- Film poster
- Directed by: Carlos Rinaldi
- Written by: Máximo Aguirre
- Cinematography: Francis Boeniger
- Edited by: Atilio Rinaldi
- Music by: Tito Ribero
- Distributed by: Artistas Argentinos Asociados
- Release date: 17 June 1952;
- Running time: 80 minutes
- Country: Argentina
- Language: Spanish

= La patrulla chiflada =

La Patrulla chiflada is a 1952 Argentine adventure comedy film of the classical era of Argentine cinema that is set in Africa, directed by Carlos Rinaldi and featuring the Los Cinco Grandes del Buen Humor (Five Greats of Good Humor) group of comic actors. It stars Rafael Carret, Jorge Luz, Zelmar Gueñol, Guillermo Rico and Juan Carlos Cambón.

==Plot==
The film begins with the Five aboard a ship sailing to Africa.

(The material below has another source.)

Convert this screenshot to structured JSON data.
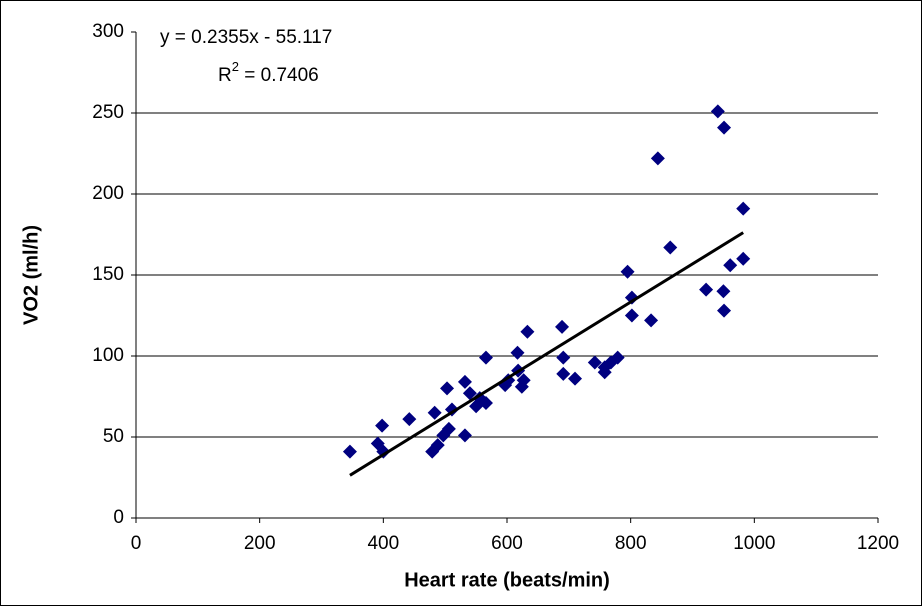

The group later cross the desert on camel and the jungle and stay in a palace.

==Cast==
- Rafael Carret
- Guillermo Rico
- Jorge Luz
- Zelmar Gueñol
- Juan Carlos Cambón
- Susana Campos
- José Comellas
- Julián Bourges
- María Esther Corán
- Irma Gabriel
- Cristina Berys
- Edith Boado
- Antonio Provitilo

==Reception==
Raúl Manrupe and María Alejandra Portela in their book Un diccionario de films argentinos (1930-1995) opined that La patrulla chiflada was one of the best films of the group, "well directed and contained by Rinaldi, with good gags".